Imperia - La buona notizia è la conferma che la macchia oleosa nel mare tra Sanremo e Bordighera non sta andando verso le coste italiane.

Imperia - La buona notizia è la conferma che la macchia oleosa nel mare tra Sanremo e Bordighera non sta andando verso le coste italiane: rimane a circa 14 miglia al largo, e continua a spostarsi, seppure molto lentamente, in direzione Ponente. Ma, appunto, lontano dalla costa. Per le spiagge del Ponente non ci sono rischi.

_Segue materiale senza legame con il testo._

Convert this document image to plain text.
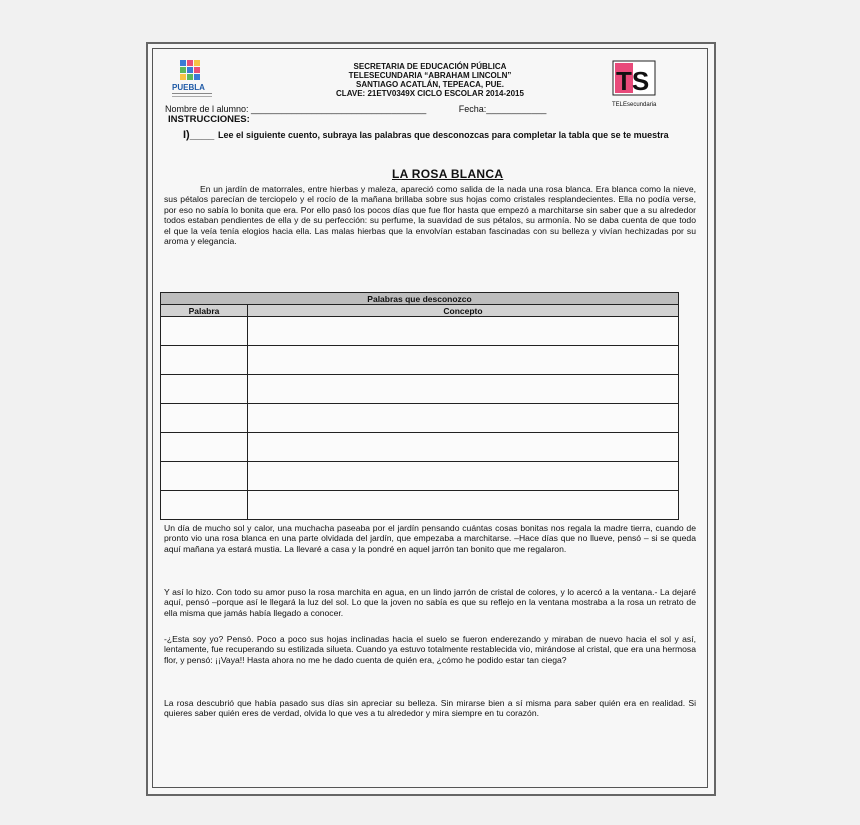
PUEBLA
SECRETARIA DE EDUCACIÓN PÚBLICA
TELESECUNDARIA “ABRAHAM LINCOLN”
SANTIAGO ACATLÁN, TEPEACA, PUE.
CLAVE: 21ETV0349X CICLO ESCOLAR 2014-2015	TS
TELEsecundaria
Nombre de l alumno: ___________________________________	Fecha:____________
INSTRUCCIONES:
I)____ Lee el siguiente cuento, subraya las palabras que desconozcas para completar la tabla que se te muestra
LA ROSA BLANCA

En un jardín de matorrales, entre hierbas y maleza, apareció como salida de la nada una rosa blanca. Era blanca como la nieve, sus pétalos parecían de terciopelo y el rocío de la mañana brillaba sobre sus hojas como cristales resplandecientes. Ella no podía verse, por eso no sabía lo bonita que era. Por ello pasó los pocos días que fue flor hasta que empezó a marchitarse sin saber que a su alrededor todos estaban pendientes de ella y de su perfección: su perfume, la suavidad de sus pétalos, su armonía. No se daba cuenta de que todo el que la veía tenía elogios hacia ella. Las malas hierbas que la envolvían estaban fascinadas con su belleza y vivían hechizadas por su aroma y elegancia.

Palabras que desconozco	
Palabra	Concepto

Un día de mucho sol y calor, una muchacha paseaba por el jardín pensando cuántas cosas bonitas nos regala la madre tierra, cuando de pronto vio una rosa blanca en una parte olvidada del jardín, que empezaba a marchitarse. –Hace días que no llueve, pensó – si se queda aquí mañana ya estará mustia. La llevaré a casa y la pondré en aquel jarrón tan bonito que me regalaron.

Y así lo hizo. Con todo su amor puso la rosa marchita en agua, en un lindo jarrón de cristal de colores, y lo acercó a la ventana.- La dejaré aquí, pensó –porque así le llegará la luz del sol. Lo que la joven no sabía es que su reflejo en la ventana mostraba a la rosa un retrato de ella misma que jamás había llegado a conocer.

-¿Esta soy yo? Pensó. Poco a poco sus hojas inclinadas hacia el suelo se fueron enderezando y miraban de nuevo hacia el sol y así, lentamente, fue recuperando su estilizada silueta. Cuando ya estuvo totalmente restablecida vio, mirándose al cristal, que era una hermosa flor, y pensó: ¡¡Vaya!! Hasta ahora no me he dado cuenta de quién era, ¿cómo he podido estar tan ciega?

La rosa descubrió que había pasado sus días sin apreciar su belleza. Sin mirarse bien a sí misma para saber quién era en realidad. Si quieres saber quién eres de verdad, olvida lo que ves a tu alrededor y mira siempre en tu corazón.
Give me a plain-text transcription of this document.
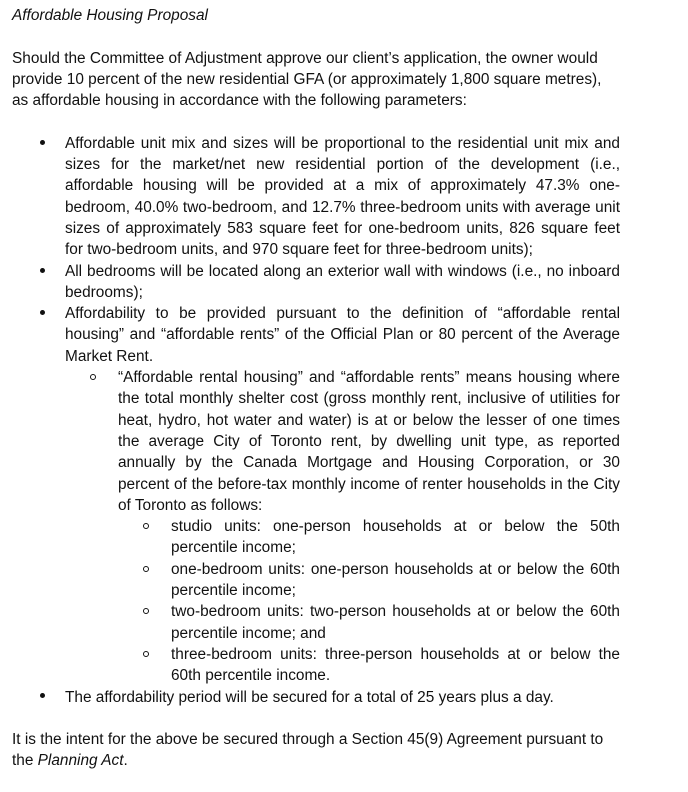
Affordable Housing Proposal

Should the Committee of Adjustment approve our client’s application, the owner would provide 10 percent of the new residential GFA (or approximately 1,800 square metres), as affordable housing in accordance with the following parameters:

Affordable unit mix and sizes will be proportional to the residential unit mix and sizes for the market/net new residential portion of the development (i.e., affordable housing will be provided at a mix of approximately 47.3% one-bedroom, 40.0% two-bedroom, and 12.7% three-bedroom units with average unit sizes of approximately 583 square feet for one-bedroom units, 826 square feet for two-bedroom units, and 970 square feet for three-bedroom units);
All bedrooms will be located along an exterior wall with windows (i.e., no inboard bedrooms);
Affordability to be provided pursuant to the definition of “affordable rental housing” and “affordable rents” of the Official Plan or 80 percent of the Average Market Rent.
“Affordable rental housing” and “affordable rents” means housing where the total monthly shelter cost (gross monthly rent, inclusive of utilities for heat, hydro, hot water and water) is at or below the lesser of one times the average City of Toronto rent, by dwelling unit type, as reported annually by the Canada Mortgage and Housing Corporation, or 30 percent of the before-tax monthly income of renter households in the City of Toronto as follows:
studio units: one-person households at or below the 50th percentile income;
one-bedroom units: one-person households at or below the 60th percentile income;
two-bedroom units: two-person households at or below the 60th percentile income; and
three-bedroom units: three-person households at or below the 60th percentile income.
The affordability period will be secured for a total of 25 years plus a day.

It is the intent for the above be secured through a Section 45(9) Agreement pursuant to the Planning Act.
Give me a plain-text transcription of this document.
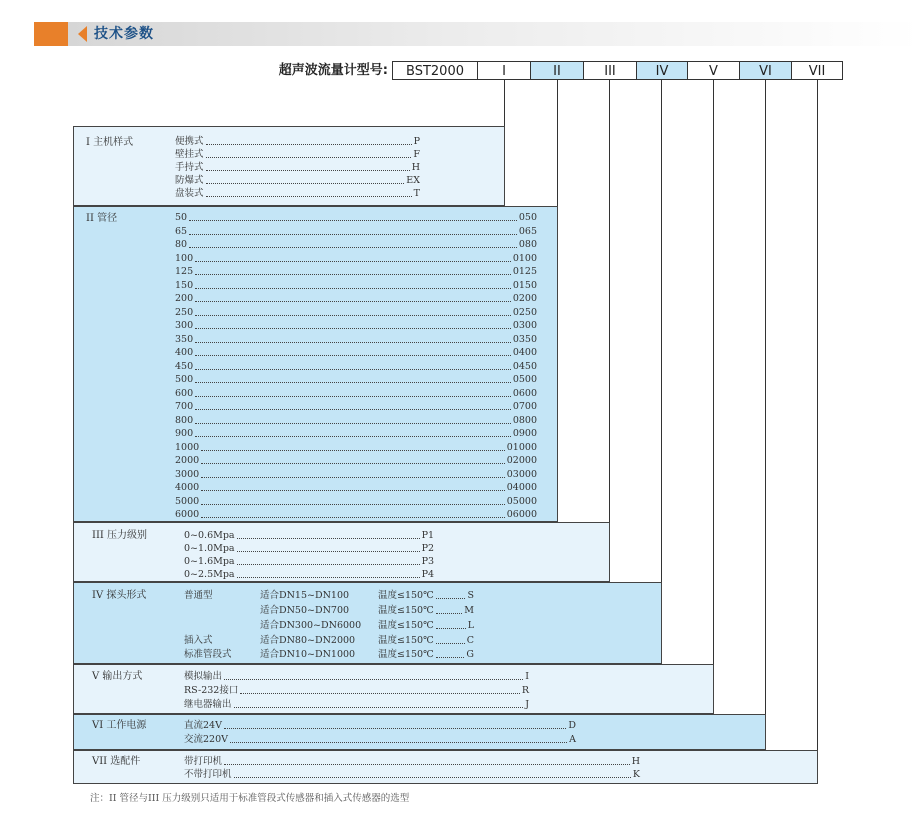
技术参数
超声波流量计型号:	BST2000	I	II	III	IV	V	VI	VII
I 主机样式	便携式	P
壁挂式	F
手持式	H
防爆式	EX
盘装式	T
II 管径	50	050
65	065
80	080
100	0100
125	0125
150	0150
200	0200
250	0250
300	0300
350	0350
400	0400
450	0450
500	0500
600	0600
700	0700
800	0800
900	0900
1000	01000
2000	02000
3000	03000
4000	04000
5000	05000
6000	06000
III 压力级别	0~0.6Mpa	P1
0~1.0Mpa	P2
0~1.6Mpa	P3
0~2.5Mpa	P4
IV 探头形式	普通型	适合DN15~DN100	温度≤150℃	S
适合DN50~DN700	温度≤150℃	M
适合DN300~DN6000 温度≤150℃	L
插入式	适合DN80~DN2000 温度≤150℃	C
标准管段式	适合DN10~DN1000 温度≤150℃	G
V 输出方式	模拟输出	I
RS-232接口	R
继电器输出	J
VI 工作电源	直流24V	D
交流220V	A
VII 选配件	带打印机	H
不带打印机	K
注：II 管径与III 压力级别只适用于标准管段式传感器和插入式传感器的选型
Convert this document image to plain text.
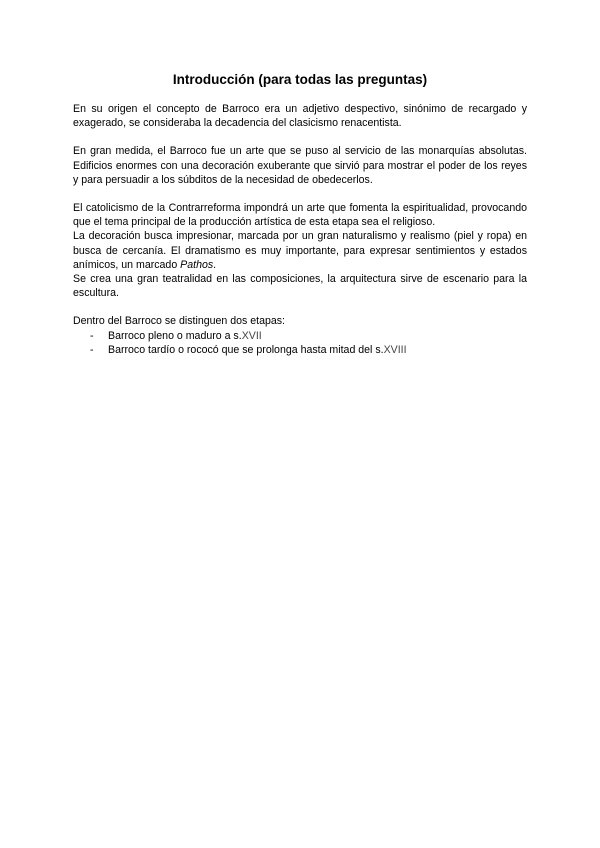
Introducción (para todas las preguntas)

En su origen el concepto de Barroco era un adjetivo despectivo, sinónimo de recargado y exagerado, se consideraba la decadencia del clasicismo renacentista.

En gran medida, el Barroco fue un arte que se puso al servicio de las monarquías absolutas. Edificios enormes con una decoración exuberante que sirvió para mostrar el poder de los reyes y para persuadir a los súbditos de la necesidad de obedecerlos.

El catolicismo de la Contrarreforma impondrá un arte que fomenta la espiritualidad, provocando que el tema principal de la producción artística de esta etapa sea el religioso.

La decoración busca impresionar, marcada por un gran naturalismo y realismo (piel y ropa) en busca de cercanía. El dramatismo es muy importante, para expresar sentimientos y estados anímicos, un marcado Pathos.

Se crea una gran teatralidad en las composiciones, la arquitectura sirve de escenario para la escultura.

Dentro del Barroco se distinguen dos etapas:

- Barroco pleno o maduro a s.XVII
- Barroco tardío o rococó que se prolonga hasta mitad del s.XVIII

Lo ribadisce il comandante della Capitaneria di porto di Sanremo Giorgio Coppola, i cui uomini, ieri, non hanno interrotto per un istante l’attività di monitoraggio e contrasto avviata giovedì, quando è stata avvistata la presenza del petrolio davanti alla città dei fiori, conseguenza della collisione di domenica 7 ottobre tra il traghetto tunisino Ulysse e la portacontainer cipriota Virginia al largo della Corsica. L’altra buona notizia è che il lavoro di contenimento e assorbimento attraverso panne e “skimmer” sta dando i suoi frutti: le dimensioni della macchia ora sono leggermente ridotte rispetto a giovedì. Intanto oggi si avranno i primi risultati sulle analisi effettuate dall’Arpal sul materiale prelevato sabato.

Il video-choc
Non si placano, intanto, le polemiche per il video diffuso dall’equipaggio del traghetto, nel quale i marittimi definiscono «un piccolo incidente» la collisione di domenica mattina. Il ministro dell’Ambiente francese François de Rugyha usato parole durissime: «Mi vergogno per questi individui, la cui stupidità è desolante. Ma l’inchiesta della Gendarmeria farà luce anche sulle responsabilità personali. Non possiamo emettere sentenze, ma è chiaro che a bordo della nave è mancata la vigilanza sulla rotta». Noureddine Chaibi, direttore generale ad interim della compagnia Cotunav, ha annunciato sanzioni nei confronti dei marittimi: «Mi auguro che la pressione psicologica abbia giocato un ruolo in questa vicenda. In ogni caso, avrebbero fatto meglio a tacere». Nel frattempo il traghetto della Cotunav Carthage, che l’armatore cipriota della Virginia aveva fatto preventivamente sequestrare nel porto di Marsiglia, è tornato in servizio a Genova dopo le garanzie economiche arrivate da Tunisi.